In particular, I was interested in the role played by the tensions between two deeply rooted American cultural ideals: egalitarianism (at least for white males) and what I call market meritocracy, or the view that everyone has a fair chance, and that market outcomes decide who is worthy and who is not. (Suggesting that the "winners" deserve everything that the market gives them, while the "losers" deserve nothing but hatred and scorn.)
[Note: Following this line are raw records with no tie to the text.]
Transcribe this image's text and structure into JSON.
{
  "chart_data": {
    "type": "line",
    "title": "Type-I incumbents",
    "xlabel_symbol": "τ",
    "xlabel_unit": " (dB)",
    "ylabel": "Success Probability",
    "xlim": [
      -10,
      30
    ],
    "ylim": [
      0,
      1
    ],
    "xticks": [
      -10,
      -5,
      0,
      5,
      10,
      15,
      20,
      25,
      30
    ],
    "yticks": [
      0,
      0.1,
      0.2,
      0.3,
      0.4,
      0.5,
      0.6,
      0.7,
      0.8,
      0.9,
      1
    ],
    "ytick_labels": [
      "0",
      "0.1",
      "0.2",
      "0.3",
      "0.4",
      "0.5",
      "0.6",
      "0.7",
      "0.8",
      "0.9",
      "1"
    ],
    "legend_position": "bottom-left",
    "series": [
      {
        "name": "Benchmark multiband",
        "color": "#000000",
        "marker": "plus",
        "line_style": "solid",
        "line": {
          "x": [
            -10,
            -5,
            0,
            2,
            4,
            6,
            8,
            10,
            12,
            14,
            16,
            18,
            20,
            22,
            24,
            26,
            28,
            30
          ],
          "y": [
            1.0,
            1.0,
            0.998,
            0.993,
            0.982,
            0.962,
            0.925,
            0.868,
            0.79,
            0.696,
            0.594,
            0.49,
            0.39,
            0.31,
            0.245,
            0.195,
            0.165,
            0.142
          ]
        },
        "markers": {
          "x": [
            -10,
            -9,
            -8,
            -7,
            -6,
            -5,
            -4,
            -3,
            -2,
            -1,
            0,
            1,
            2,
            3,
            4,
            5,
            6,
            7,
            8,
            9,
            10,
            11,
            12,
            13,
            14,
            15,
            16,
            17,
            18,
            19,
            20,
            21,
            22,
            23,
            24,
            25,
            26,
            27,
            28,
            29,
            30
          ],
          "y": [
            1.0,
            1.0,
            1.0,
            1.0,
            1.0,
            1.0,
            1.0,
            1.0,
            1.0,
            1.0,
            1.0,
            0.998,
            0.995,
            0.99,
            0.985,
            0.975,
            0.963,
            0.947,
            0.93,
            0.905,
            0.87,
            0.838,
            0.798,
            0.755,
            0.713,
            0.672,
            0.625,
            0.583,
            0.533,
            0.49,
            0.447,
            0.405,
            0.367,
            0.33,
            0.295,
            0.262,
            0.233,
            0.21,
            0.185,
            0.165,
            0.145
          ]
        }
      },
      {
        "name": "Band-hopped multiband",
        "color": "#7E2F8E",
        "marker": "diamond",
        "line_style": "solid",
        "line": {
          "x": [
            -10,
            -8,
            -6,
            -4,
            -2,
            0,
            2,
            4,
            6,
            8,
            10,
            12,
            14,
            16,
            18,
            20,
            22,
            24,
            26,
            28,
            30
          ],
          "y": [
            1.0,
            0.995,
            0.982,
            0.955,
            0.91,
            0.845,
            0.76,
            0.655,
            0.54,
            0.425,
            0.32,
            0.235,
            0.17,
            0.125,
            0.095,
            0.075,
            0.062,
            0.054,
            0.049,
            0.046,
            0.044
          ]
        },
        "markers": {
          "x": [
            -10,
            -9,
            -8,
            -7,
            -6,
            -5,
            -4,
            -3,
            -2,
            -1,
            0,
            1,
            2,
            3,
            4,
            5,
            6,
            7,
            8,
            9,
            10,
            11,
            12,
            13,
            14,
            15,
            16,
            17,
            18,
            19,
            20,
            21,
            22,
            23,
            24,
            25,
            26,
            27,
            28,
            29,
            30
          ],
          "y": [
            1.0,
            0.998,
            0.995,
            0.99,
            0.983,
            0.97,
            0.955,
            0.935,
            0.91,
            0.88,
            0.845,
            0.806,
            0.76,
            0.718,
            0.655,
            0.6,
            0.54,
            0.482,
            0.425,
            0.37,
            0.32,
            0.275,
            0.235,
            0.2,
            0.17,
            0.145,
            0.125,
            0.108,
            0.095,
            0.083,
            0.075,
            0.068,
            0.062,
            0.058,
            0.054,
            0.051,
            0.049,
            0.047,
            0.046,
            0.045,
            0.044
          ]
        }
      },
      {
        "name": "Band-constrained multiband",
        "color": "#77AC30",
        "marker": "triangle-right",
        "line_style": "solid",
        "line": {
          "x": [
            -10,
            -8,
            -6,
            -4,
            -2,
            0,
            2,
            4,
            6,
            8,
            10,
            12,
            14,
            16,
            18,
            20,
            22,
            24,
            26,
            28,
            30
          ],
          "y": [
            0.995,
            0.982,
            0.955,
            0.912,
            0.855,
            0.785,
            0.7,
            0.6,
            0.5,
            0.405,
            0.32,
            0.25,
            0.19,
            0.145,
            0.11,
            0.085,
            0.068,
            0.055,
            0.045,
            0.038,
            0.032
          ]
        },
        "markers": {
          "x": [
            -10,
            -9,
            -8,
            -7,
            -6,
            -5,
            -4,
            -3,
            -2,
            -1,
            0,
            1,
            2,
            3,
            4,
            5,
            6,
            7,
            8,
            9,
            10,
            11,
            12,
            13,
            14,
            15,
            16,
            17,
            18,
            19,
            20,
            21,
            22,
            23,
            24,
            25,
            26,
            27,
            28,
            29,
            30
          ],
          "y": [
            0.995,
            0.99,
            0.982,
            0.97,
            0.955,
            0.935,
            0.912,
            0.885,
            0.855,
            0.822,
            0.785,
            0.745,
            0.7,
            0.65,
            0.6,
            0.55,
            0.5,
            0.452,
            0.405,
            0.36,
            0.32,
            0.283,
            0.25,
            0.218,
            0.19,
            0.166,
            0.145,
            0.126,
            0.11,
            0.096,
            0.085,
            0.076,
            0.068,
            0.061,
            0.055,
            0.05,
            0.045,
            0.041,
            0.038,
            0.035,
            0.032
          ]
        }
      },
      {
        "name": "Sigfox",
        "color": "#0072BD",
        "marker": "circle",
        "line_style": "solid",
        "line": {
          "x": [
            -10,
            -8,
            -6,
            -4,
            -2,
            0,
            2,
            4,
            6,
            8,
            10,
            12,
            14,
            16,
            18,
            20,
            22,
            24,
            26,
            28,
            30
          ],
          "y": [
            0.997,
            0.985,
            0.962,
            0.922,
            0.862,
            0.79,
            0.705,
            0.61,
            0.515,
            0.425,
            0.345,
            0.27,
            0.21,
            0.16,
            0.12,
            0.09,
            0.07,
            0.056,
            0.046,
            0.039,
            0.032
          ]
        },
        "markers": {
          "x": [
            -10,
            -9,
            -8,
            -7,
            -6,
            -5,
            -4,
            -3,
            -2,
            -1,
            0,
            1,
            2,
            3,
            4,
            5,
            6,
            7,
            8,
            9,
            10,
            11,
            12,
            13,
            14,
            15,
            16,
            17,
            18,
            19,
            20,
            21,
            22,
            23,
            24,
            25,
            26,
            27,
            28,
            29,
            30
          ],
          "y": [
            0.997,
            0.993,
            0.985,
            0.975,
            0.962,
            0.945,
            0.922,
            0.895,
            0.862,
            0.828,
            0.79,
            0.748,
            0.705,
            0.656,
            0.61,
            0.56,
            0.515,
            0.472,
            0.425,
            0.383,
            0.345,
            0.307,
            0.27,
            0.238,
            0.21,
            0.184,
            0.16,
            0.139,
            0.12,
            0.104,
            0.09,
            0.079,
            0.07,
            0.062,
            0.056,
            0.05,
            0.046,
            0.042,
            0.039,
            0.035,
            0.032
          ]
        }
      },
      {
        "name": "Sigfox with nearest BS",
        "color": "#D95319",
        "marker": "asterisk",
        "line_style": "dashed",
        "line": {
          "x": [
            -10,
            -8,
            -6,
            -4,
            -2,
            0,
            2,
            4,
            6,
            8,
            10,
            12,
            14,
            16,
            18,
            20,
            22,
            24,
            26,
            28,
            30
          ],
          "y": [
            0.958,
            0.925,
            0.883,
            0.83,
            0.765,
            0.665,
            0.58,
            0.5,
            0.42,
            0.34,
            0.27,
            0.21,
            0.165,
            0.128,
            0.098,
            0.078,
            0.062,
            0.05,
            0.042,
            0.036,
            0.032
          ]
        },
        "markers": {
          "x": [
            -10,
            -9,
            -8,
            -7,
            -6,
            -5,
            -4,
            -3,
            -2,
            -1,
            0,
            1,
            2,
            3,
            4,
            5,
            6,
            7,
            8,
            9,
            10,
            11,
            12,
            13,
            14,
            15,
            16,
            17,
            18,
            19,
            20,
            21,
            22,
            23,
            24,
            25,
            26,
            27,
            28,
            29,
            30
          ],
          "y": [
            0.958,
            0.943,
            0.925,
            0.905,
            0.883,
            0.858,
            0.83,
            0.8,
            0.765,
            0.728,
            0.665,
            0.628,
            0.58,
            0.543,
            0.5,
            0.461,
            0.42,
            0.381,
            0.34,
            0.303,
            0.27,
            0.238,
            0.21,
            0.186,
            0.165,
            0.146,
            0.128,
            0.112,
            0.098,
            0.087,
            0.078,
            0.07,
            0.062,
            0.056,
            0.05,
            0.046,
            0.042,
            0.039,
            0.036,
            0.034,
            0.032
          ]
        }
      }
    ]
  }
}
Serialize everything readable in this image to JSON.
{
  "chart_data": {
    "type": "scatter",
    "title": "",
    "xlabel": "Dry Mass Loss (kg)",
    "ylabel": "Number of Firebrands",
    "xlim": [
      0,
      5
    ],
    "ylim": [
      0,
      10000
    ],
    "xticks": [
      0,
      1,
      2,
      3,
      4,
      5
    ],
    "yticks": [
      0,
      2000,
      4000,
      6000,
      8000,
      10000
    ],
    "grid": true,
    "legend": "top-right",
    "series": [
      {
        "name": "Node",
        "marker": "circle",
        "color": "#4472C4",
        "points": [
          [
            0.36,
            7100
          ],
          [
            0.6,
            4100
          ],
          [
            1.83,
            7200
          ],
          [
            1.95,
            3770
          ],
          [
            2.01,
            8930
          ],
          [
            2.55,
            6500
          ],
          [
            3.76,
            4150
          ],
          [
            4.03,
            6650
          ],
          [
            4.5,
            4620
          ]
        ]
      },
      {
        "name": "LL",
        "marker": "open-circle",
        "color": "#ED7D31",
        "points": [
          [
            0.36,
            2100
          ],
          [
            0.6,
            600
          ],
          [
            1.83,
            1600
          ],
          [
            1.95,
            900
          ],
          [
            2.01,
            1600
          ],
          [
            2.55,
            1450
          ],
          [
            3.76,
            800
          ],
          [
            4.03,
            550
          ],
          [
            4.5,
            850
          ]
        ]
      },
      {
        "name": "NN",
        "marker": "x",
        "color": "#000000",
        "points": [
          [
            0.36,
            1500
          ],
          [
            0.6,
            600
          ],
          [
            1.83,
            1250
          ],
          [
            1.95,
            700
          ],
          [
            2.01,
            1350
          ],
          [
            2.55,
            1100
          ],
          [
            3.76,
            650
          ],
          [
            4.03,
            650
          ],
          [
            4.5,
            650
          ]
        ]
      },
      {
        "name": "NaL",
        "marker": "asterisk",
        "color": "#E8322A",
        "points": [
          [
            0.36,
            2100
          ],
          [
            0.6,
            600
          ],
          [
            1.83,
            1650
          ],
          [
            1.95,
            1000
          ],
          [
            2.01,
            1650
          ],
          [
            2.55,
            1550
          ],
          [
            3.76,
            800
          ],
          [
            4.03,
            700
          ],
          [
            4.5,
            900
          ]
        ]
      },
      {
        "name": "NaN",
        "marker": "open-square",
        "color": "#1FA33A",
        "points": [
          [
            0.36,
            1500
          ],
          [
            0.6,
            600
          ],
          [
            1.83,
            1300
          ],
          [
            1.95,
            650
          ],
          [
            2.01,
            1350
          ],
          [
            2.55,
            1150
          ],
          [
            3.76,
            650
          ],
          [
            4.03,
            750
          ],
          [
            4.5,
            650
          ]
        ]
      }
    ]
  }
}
The book has three main substantive chapters (leaving aside the Introduction and Conclusion). The first discusses the John Galt speech in Ayn Rand's Atlas Shrugged, and compares it to a much less malignant late 19th century entry in the so-called success literature genre, Russell Conwell's Acres of Diamonds speech, which he gave to paying audience thousands of times between 1870 and 1925, thereby earning enough moolah to found Temple University.
The last chapter compares 2 movies that have a surprising amount in common, apart from the pervasive cultural influences of their very different eras: Frank Capra's It's a Wonderful Life from 1946, and Martin Scorsese's The Wolf of Wall Street from 2013.
The middle chapter, which I presented at the workshop and will recapitulate briefly in a follow-up blog post to this one, discusses The Great Gatsby.